The thing about this building was that I'd been given quite a lot of money a few years previously. We didn't want to do anything as bourgeois as invest the money in a capital sense, so we'd used most of it to buy a building we could barely manage the upkeep of in the hopes that it could one day be made into a radical community center. (That did happen eventually - and that's another surreal story - but not until years later.) At the time we started living there, it was in lousy shape, and not particularly habitable. We had gotten as far as demolishing the internal walls, so that each floor was one big room. Also, it was January.
The first floor was minimally heated, so we curtained off a portion of the room about eight feet square, and it was tolerably warm in there. We moved our bed in and set up a computer with internet access, and that was that. J started spending nearly all his waking hours making the third floor into a habitable studio apartment, and the baby and I spent most of our time in the tent. Every day while he napped, I would put on my coat and hat and go into the kitchenette to make some kind of food and hand-wash dishes and diapers in ice-cold water. I know. That sounds insane. And it was. But we didn't have a car, or even a stroller. Once a week, we would bundle up, put the baby in a sling, and walk a mile to Whole Foods with our internal frame backpacks to buy groceries.
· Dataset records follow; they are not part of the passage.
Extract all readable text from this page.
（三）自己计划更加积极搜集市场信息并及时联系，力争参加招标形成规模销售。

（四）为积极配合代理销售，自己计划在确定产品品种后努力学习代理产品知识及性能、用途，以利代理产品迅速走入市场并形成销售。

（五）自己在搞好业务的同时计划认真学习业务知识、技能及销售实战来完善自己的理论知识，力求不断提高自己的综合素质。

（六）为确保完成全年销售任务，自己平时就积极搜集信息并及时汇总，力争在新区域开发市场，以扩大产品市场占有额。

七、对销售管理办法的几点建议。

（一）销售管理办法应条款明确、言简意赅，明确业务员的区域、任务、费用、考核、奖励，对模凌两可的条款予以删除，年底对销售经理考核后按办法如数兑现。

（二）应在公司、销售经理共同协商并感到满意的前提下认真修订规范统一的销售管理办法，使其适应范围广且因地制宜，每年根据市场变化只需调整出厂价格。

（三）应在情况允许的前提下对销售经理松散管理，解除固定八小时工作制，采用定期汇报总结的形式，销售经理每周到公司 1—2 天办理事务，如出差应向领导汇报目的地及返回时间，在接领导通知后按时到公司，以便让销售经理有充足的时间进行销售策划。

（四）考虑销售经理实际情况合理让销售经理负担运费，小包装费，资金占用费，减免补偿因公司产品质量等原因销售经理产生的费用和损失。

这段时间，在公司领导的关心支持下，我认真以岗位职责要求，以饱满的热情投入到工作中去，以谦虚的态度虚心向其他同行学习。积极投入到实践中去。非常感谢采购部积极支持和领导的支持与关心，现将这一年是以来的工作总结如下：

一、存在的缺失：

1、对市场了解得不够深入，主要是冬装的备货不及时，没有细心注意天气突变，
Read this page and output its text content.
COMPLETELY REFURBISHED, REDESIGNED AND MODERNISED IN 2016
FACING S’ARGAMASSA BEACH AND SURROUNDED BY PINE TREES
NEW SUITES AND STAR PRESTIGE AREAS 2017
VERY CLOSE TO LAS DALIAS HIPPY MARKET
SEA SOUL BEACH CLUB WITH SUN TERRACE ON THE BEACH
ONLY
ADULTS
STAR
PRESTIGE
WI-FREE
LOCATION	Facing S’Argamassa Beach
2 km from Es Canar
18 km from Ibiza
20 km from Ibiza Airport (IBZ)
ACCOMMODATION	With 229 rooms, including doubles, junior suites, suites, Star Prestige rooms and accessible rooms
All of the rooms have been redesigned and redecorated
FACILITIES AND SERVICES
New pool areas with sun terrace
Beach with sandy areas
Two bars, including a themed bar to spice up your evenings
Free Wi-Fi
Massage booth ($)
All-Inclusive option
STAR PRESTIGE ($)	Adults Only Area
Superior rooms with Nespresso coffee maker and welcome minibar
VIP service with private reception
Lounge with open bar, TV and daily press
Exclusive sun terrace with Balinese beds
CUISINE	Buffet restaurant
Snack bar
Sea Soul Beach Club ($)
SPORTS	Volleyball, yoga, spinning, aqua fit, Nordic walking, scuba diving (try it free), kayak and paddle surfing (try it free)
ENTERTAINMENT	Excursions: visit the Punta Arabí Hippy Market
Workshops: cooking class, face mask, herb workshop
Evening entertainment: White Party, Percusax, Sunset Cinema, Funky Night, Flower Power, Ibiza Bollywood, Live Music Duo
I know. I think I was washing the diapers myself because I couldn't handle the thought of doing that walk two or three more times per week, alone, to get to the laundromat.
When I think back on the three months or so that it took before it got warm and we moved upstairs, there are layers upon layers of weirdness. Why didn't we sell the building and rent an apartment? For that matter, why didn't we get jobs and rent an apartment? Strangest of all, why were we shopping at Whole Foods but not buying a $25 stroller? I don't know. Or, rather, I know a lot of little reasons. Everything we were doing, every single decision, made sense at the time based on certain values - organic food, not driving, baby wearing, cloth diapering, staying out of the capitalist system (haha), etc. We were trying very hard not to have any privilege, or to make up for it somehow, and mostly I think we were just trying not to make things worse.
I still sometimes feel like I don't really know how to make decisions.